Figure 1 – Damping ratio and loss modulus vs. lobular inflammation.
Charts (a) and (b) show progressively elevated mean damping ratio and loss modulus with increased lobular inflammation in mice. Some controls have mild lobular inflammation, which may due to invasive MRE examination[1]. Charts (c) and (d) did not show substantial change in the mean damping ratio and loss modulus between different inflammation grades in the human studies. However, most controls have substantially lower damping ratio and loss modulus than any of NAFLD/NASH patients, even those NAFLD patients without histologically observable inflammatory cellular invasion (i.e., I0 – inflammation grade 0).
Figure 2 – Liver stiffness and loss modulus vs. hepatocellular ballooning.
Charts (a) (c) and (b)(d) demonstrate that both mean liver stiffness and loss modulus elevated significantly with emerging hepatocellular ballooning in animal and human subjects respectively. However, we did not have sufficient sampling size for ballooning grade of 2. This may lead to some insignificant findings.
Figure 3 – Fat fraction and liver stiffness vs. steatosis.

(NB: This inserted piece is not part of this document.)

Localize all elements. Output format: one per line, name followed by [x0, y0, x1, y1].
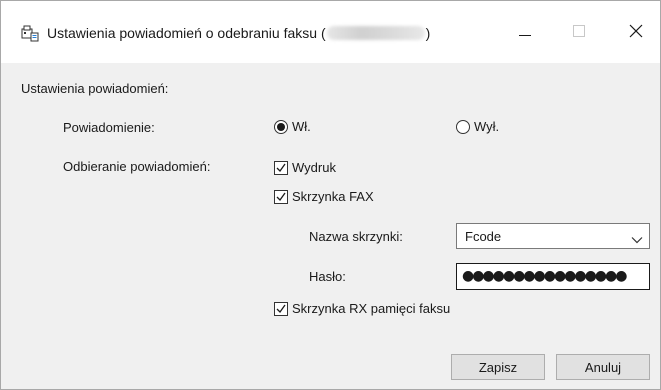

Charts (a) and (c) demonstrate that fat fraction increased progressively with steatosis grade. Charts (b) and (d) show that many subjects with increased steatosis grade also tend to have elevated liver stiffness. However, the relationship became much weaker in human subjects compared to the animal model. We did not achieve sufficient sampling size for steatosis grade of 2 in mice and 3 in humans. This may lead to some insignificant findings.

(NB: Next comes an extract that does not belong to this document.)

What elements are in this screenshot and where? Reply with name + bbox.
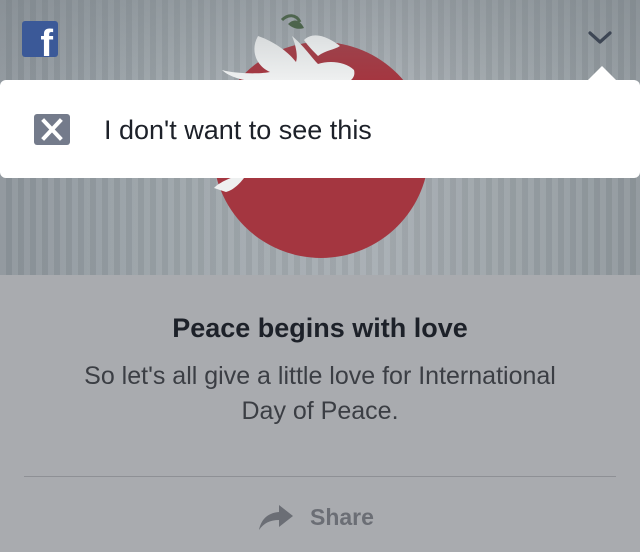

Figure 4 – Summary of nonparametric pairwise comparisons of four hepatogram parameters.
Pairwise comparison results with significant differences (p<0.05) were listed in the table. F, I, B and S are labels for fibrosis, inflammation, ballooning and steatosis respectively. The numbers (e.g., F0,I1,B0,S0) indicate numerical stages/grades assigned by pathologist. At the bottom of this figure, maps of liver stiffness (μ), damping ratio (ζ) and loss modulus (G’’) of a normal volunteer (left, small size, F0,I0,B0,S0) and a biopsy-proven NAFLD patient (right, big size, F0,I0,B0,S1) were also shown. All quantities of μ, ζ, and G’’ substantially elevated in this NAFLD patient with mild steatosis, even without histologically detectable inflammation, ballooning and fibrosis.
Figure 5 – ROC analyses of NAS prediction and NASH classifications with three hepatogram parameters.

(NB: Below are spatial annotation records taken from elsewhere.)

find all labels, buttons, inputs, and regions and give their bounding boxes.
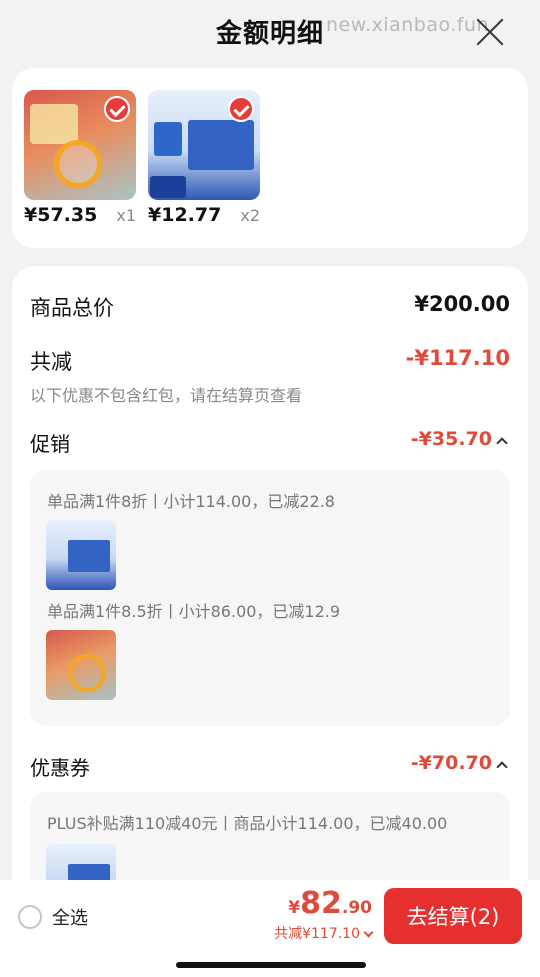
product-thumbnail: [148, 90, 260, 200]
select-all-label[interactable]: 全选: [52, 904, 88, 930]
coupon-rule: PLUS补贴满110减40元丨商品小计114.00，已减40.00: [47, 814, 448, 833]
coupon-value: -¥70.70: [410, 752, 492, 774]
checkout-button[interactable]: 去结算(2): [384, 888, 522, 944]
promotion-detail-box: 单品满1件8折丨小计114.00，已减22.8 单品满1件8.5折丨小计86.0…: [30, 470, 510, 726]
products-card: ¥57.35 x1 ¥12.77 x2: [12, 68, 528, 248]
chevron-up-icon: [496, 437, 508, 449]
product-quantity: x2: [240, 206, 260, 225]
promotion-value: -¥35.70: [410, 428, 492, 450]
currency-symbol: ¥: [288, 898, 301, 918]
checkout-bar: 全选 ¥82.90 共减¥117.10 去结算(2): [0, 880, 540, 977]
discount-label: 共减: [30, 350, 72, 374]
home-indicator: [176, 962, 366, 968]
promotion-label: 促销: [30, 432, 70, 456]
close-icon[interactable]: [474, 16, 506, 48]
chevron-up-icon: [496, 761, 508, 773]
total-summary: ¥82.90 共减¥117.10: [274, 886, 374, 943]
total-amount-decimal: .90: [341, 898, 372, 918]
product-quantity: x1: [116, 206, 136, 225]
page-title: 金额明细: [215, 18, 324, 49]
promotion-toggle[interactable]: -¥35.70: [410, 428, 508, 450]
total-label: 商品总价: [30, 296, 114, 320]
product-price: ¥12.77: [148, 204, 222, 226]
coupon-label: 优惠券: [30, 756, 90, 780]
product-item[interactable]: ¥12.77 x2: [148, 90, 260, 226]
product-price: ¥57.35: [24, 204, 98, 226]
total-value: ¥200.00: [414, 292, 510, 316]
product-thumbnail: [46, 630, 116, 700]
discount-summary-text: 共减¥117.10: [274, 926, 360, 942]
promotion-rule: 单品满1件8折丨小计114.00，已减22.8: [47, 492, 335, 511]
discount-note: 以下优惠不包含红包，请在结算页查看: [30, 386, 303, 405]
total-amount-integer: 82: [300, 886, 342, 921]
select-all-radio[interactable]: [18, 905, 42, 929]
product-item[interactable]: ¥57.35 x1: [24, 90, 136, 226]
check-icon[interactable]: [228, 96, 254, 122]
check-icon[interactable]: [104, 96, 130, 122]
chevron-down-icon: [363, 927, 374, 938]
price-detail-card: 商品总价 ¥200.00 共减 -¥117.10 以下优惠不包含红包，请在结算页…: [12, 266, 528, 977]
promotion-rule: 单品满1件8.5折丨小计86.00，已减12.9: [47, 602, 341, 621]
watermark-text: new.xianbao.fun: [326, 14, 490, 36]
discount-summary[interactable]: 共减¥117.10: [274, 923, 374, 943]
discount-value: -¥117.10: [405, 346, 510, 370]
product-thumbnail: [46, 520, 116, 590]
coupon-toggle[interactable]: -¥70.70: [410, 752, 508, 774]
product-thumbnail: [24, 90, 136, 200]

Charts (a) and (c) show ROC analyses of NAS score prediction with three hepatogram parameters in mice and humans respectively. Charts (b) and (d) demonstrate NASH classification plots with the prediction models. We labeled the subject as “NASH” if the predicted continuous variable is greater than 2 as NASH. Otherwise, we labeled the subject as “NAFL, not NASH”. Misclassification regions in charts (b) and (d) were marked with colored blocks. All misclassified cases fell into the colored blocks. They are false positive failures.